Accurate Modeling of Threaded Fastener Joints
Threaded fastener joints such as bolted joints, screw joints and stud joints are widely used in engineering practice. In these joints, it is important to correctly preload the fastener. When the joint is designed with the proper balance of joint and fastener stiffness, correct preloading reduces load fluctuation in the fastener and thereby increases fatigue life. In addition, correct preloading ensures there is no separation or relative motion between the clamped parts that could lead to leakage or fretting fatigue, respectively.

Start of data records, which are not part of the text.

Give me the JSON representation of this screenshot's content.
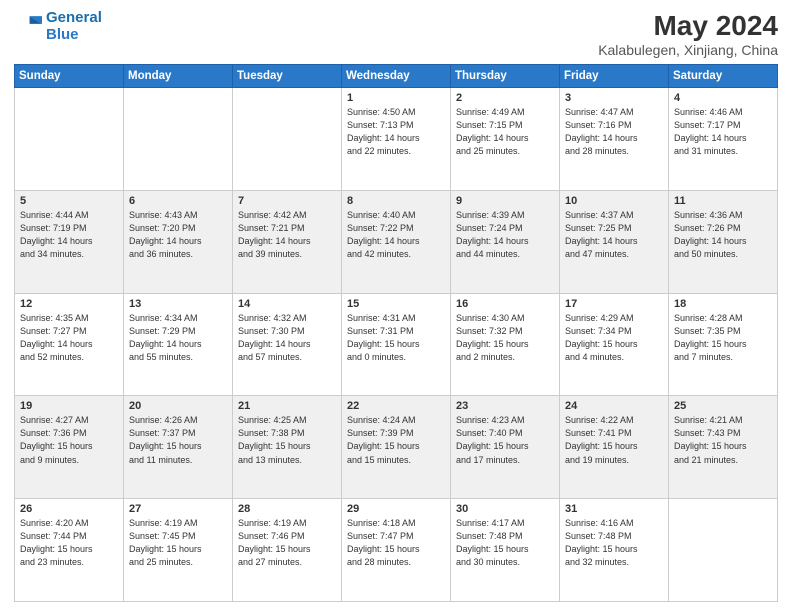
{
  "logo": {
    "line1": "General",
    "line2": "Blue"
  },
  "title": {
    "month_year": "May 2024",
    "location": "Kalabulegen, Xinjiang, China"
  },
  "days_of_week": [
    "Sunday",
    "Monday",
    "Tuesday",
    "Wednesday",
    "Thursday",
    "Friday",
    "Saturday"
  ],
  "weeks": [
    [
      {
        "num": "",
        "info": ""
      },
      {
        "num": "",
        "info": ""
      },
      {
        "num": "",
        "info": ""
      },
      {
        "num": "1",
        "info": "Sunrise: 4:50 AM\nSunset: 7:13 PM\nDaylight: 14 hours\nand 22 minutes."
      },
      {
        "num": "2",
        "info": "Sunrise: 4:49 AM\nSunset: 7:15 PM\nDaylight: 14 hours\nand 25 minutes."
      },
      {
        "num": "3",
        "info": "Sunrise: 4:47 AM\nSunset: 7:16 PM\nDaylight: 14 hours\nand 28 minutes."
      },
      {
        "num": "4",
        "info": "Sunrise: 4:46 AM\nSunset: 7:17 PM\nDaylight: 14 hours\nand 31 minutes."
      }
    ],
    [
      {
        "num": "5",
        "info": "Sunrise: 4:44 AM\nSunset: 7:19 PM\nDaylight: 14 hours\nand 34 minutes."
      },
      {
        "num": "6",
        "info": "Sunrise: 4:43 AM\nSunset: 7:20 PM\nDaylight: 14 hours\nand 36 minutes."
      },
      {
        "num": "7",
        "info": "Sunrise: 4:42 AM\nSunset: 7:21 PM\nDaylight: 14 hours\nand 39 minutes."
      },
      {
        "num": "8",
        "info": "Sunrise: 4:40 AM\nSunset: 7:22 PM\nDaylight: 14 hours\nand 42 minutes."
      },
      {
        "num": "9",
        "info": "Sunrise: 4:39 AM\nSunset: 7:24 PM\nDaylight: 14 hours\nand 44 minutes."
      },
      {
        "num": "10",
        "info": "Sunrise: 4:37 AM\nSunset: 7:25 PM\nDaylight: 14 hours\nand 47 minutes."
      },
      {
        "num": "11",
        "info": "Sunrise: 4:36 AM\nSunset: 7:26 PM\nDaylight: 14 hours\nand 50 minutes."
      }
    ],
    [
      {
        "num": "12",
        "info": "Sunrise: 4:35 AM\nSunset: 7:27 PM\nDaylight: 14 hours\nand 52 minutes."
      },
      {
        "num": "13",
        "info": "Sunrise: 4:34 AM\nSunset: 7:29 PM\nDaylight: 14 hours\nand 55 minutes."
      },
      {
        "num": "14",
        "info": "Sunrise: 4:32 AM\nSunset: 7:30 PM\nDaylight: 14 hours\nand 57 minutes."
      },
      {
        "num": "15",
        "info": "Sunrise: 4:31 AM\nSunset: 7:31 PM\nDaylight: 15 hours\nand 0 minutes."
      },
      {
        "num": "16",
        "info": "Sunrise: 4:30 AM\nSunset: 7:32 PM\nDaylight: 15 hours\nand 2 minutes."
      },
      {
        "num": "17",
        "info": "Sunrise: 4:29 AM\nSunset: 7:34 PM\nDaylight: 15 hours\nand 4 minutes."
      },
      {
        "num": "18",
        "info": "Sunrise: 4:28 AM\nSunset: 7:35 PM\nDaylight: 15 hours\nand 7 minutes."
      }
    ],
    [
      {
        "num": "19",
        "info": "Sunrise: 4:27 AM\nSunset: 7:36 PM\nDaylight: 15 hours\nand 9 minutes."
      },
      {
        "num": "20",
        "info": "Sunrise: 4:26 AM\nSunset: 7:37 PM\nDaylight: 15 hours\nand 11 minutes."
      },
      {
        "num": "21",
        "info": "Sunrise: 4:25 AM\nSunset: 7:38 PM\nDaylight: 15 hours\nand 13 minutes."
      },
      {
        "num": "22",
        "info": "Sunrise: 4:24 AM\nSunset: 7:39 PM\nDaylight: 15 hours\nand 15 minutes."
      },
      {
        "num": "23",
        "info": "Sunrise: 4:23 AM\nSunset: 7:40 PM\nDaylight: 15 hours\nand 17 minutes."
      },
      {
        "num": "24",
        "info": "Sunrise: 4:22 AM\nSunset: 7:41 PM\nDaylight: 15 hours\nand 19 minutes."
      },
      {
        "num": "25",
        "info": "Sunrise: 4:21 AM\nSunset: 7:43 PM\nDaylight: 15 hours\nand 21 minutes."
      }
    ],
    [
      {
        "num": "26",
        "info": "Sunrise: 4:20 AM\nSunset: 7:44 PM\nDaylight: 15 hours\nand 23 minutes."
      },
      {
        "num": "27",
        "info": "Sunrise: 4:19 AM\nSunset: 7:45 PM\nDaylight: 15 hours\nand 25 minutes."
      },
      {
        "num": "28",
        "info": "Sunrise: 4:19 AM\nSunset: 7:46 PM\nDaylight: 15 hours\nand 27 minutes."
      },
      {
        "num": "29",
        "info": "Sunrise: 4:18 AM\nSunset: 7:47 PM\nDaylight: 15 hours\nand 28 minutes."
      },
      {
        "num": "30",
        "info": "Sunrise: 4:17 AM\nSunset: 7:48 PM\nDaylight: 15 hours\nand 30 minutes."
      },
      {
        "num": "31",
        "info": "Sunrise: 4:16 AM\nSunset: 7:48 PM\nDaylight: 15 hours\nand 32 minutes."
      },
      {
        "num": "",
        "info": ""
      }
    ]
  ]
}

One difficulty is that the fastener is tightened by specifying the torque. If the parts are flat, the torque/preload response is linear and the analytical bolt equation applies. However, if the parts are bent or warped, as is often the case after welding, the torque/preload response is nonlinear and no analytical solution exists for this response. Another major problem with threaded fastener joints is self-loosening.
In this Tech Brief, we show how Hitachi Construction Machinery uses ADINA to determine the torque/preload response and the self-loosening characteristics of a bolted joint*.
In the first analysis, the torque/preload response is computed for the M12 bolted joint shown in Figure 1. Frictional contact is assumed between all contacting surfaces with a friction coefficient of 0.15. A rotation is prescribed to the bolt head and the corresponding preload is measured.
Figure 2 shows the mesh used for the nut and bolt. A fine mesh is required for the threads to minimize the discretization error. The ADINA mesh glue feature is used to transition from the fine to the coarse mesh.
Figure 3 shows the torque/preload response for the flat plate problem. The ADINA results correlate closely with the analytical solution, where the stair-step behavior is due to the contact force needed to overcome the discretization error of the threaded mesh as the bolt rotates. The finer the mesh, the smaller the stair-steps observed in the results.
The flat plate torque/preload problem shown in Figure 1 was used to validate the bolt model. Once validated, ADINA can be used to perform a thermo-mechanically coupled analysis to determine the bolt torque/preload response for a warped assembly.
In the second analysis, ADINA is used to determine the self-loosening characteristics of a bolted joint. In this model, the bolt is first preloaded, and then a prescribed sinusoidal transverse displacement is applied to the top plate while the bottom plate is fixed.
Figure 4 shows the bolt rotation for 4 cycles of transverse displacement. It was found that a cyclic bending moment due to the transverse load is responsible for the self-loosening. Using the insight obtained from the analysis, engineers were able to significantly reduce self-loosening in their designs.
This Tech Brief illustrates how ADINA is a powerful tool for engineering design. The robust contact capabilities and the reliable element formulations make ADINA the preferred solution program for the most difficult problems in industry.